As the regional powerhouses in Africa, Nigeria and South Africa’s voices and actions will play important roles in moving Africa forward both politically and economically. The implementation of the African Continental Free Trade Area (AfCFTA) which was launched in 2021 to increase intra-African trade has been very slow.

As the economic giants of Africa, South Africa and Nigeria will have to lead the way to ensure that the new free trade area becomes a reality rather than a paper tiger. Moreover, the two countries must also use their influence to stem the tide of violent conflicts around the continent in countries like Libya, Sudan, and Mozambique, among others.

Africa’s development prospects will be greatly undermined without peace and stability. Hence, as Africa’s so-called hegemons, Nigeria and South Africa must use their influence to restore peace and stability in the affected countries. Further, Africa must have a co-ordinated and coherent approach to international issues such as the Russia-Ukraine war, geopolitical competition among major powers, and the global economic recession. These external factors have affected Africa’s economic growth and development trajectory through the disruption of critical supply chains.

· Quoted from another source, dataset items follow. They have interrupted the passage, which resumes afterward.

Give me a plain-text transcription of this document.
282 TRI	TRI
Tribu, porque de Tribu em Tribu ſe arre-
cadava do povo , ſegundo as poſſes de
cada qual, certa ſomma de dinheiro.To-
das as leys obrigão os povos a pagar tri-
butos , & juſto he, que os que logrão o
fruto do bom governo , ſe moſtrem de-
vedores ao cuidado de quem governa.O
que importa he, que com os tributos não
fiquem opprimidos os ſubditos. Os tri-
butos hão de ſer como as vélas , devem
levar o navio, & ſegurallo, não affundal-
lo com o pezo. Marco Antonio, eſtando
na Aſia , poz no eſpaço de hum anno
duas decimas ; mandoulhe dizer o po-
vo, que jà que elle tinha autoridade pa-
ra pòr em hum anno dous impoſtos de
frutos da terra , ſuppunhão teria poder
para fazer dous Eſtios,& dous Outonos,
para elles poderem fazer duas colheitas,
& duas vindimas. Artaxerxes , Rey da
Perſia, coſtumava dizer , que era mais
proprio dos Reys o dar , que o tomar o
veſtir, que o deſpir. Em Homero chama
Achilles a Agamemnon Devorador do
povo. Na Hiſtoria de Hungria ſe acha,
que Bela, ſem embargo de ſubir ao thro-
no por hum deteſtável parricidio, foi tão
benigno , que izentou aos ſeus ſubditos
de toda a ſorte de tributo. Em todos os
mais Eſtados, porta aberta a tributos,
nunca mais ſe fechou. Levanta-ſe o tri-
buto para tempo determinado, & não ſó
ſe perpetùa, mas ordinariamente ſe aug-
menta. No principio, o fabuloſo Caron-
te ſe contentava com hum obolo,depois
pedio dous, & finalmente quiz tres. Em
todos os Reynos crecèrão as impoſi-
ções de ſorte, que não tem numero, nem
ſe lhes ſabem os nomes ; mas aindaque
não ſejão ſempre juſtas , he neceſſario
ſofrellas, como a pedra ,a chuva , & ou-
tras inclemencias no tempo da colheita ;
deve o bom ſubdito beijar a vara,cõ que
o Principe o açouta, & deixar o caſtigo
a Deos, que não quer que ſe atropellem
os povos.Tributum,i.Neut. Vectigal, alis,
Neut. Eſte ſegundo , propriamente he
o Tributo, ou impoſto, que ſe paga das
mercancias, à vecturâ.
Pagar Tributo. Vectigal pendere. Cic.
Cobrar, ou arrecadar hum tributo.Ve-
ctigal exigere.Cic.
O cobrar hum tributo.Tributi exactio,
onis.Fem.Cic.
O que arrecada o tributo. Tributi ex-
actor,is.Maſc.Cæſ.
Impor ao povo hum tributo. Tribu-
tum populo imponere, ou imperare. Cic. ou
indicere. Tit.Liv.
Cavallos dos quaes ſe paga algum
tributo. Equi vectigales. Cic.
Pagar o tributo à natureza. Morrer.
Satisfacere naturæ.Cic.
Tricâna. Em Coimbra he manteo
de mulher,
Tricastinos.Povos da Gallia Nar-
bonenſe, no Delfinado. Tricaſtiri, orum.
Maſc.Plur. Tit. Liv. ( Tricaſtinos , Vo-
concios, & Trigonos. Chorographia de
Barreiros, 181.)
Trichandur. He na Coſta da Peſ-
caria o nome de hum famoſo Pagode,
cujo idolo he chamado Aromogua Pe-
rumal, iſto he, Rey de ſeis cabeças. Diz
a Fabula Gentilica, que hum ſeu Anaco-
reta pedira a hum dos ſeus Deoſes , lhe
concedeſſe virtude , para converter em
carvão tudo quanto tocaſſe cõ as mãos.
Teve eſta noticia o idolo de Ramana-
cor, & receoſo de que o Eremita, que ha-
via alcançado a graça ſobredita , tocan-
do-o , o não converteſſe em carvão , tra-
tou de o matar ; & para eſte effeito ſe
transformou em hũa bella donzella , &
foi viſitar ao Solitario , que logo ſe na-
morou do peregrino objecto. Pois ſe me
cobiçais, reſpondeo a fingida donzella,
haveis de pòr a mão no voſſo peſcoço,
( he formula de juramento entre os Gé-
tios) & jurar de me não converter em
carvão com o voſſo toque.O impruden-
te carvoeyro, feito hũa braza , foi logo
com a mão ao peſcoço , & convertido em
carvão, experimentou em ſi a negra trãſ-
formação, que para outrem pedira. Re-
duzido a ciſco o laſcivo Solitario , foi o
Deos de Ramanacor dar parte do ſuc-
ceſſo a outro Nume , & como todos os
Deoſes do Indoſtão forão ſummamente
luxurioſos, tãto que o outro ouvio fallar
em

South Africa and Nigeria are part of the few African countries with sufficient diplomatic weight to shape the continent’s response to these emerging issues. One hopes that since the election season in Nigeria is over and the new administration has taken the reins of power, Nigeria can direct its attention to these pressing issues.

*Dr Sizo Nkala is a Research Fellow at the University of Johannesburg’s Centre for Africa-China Studies.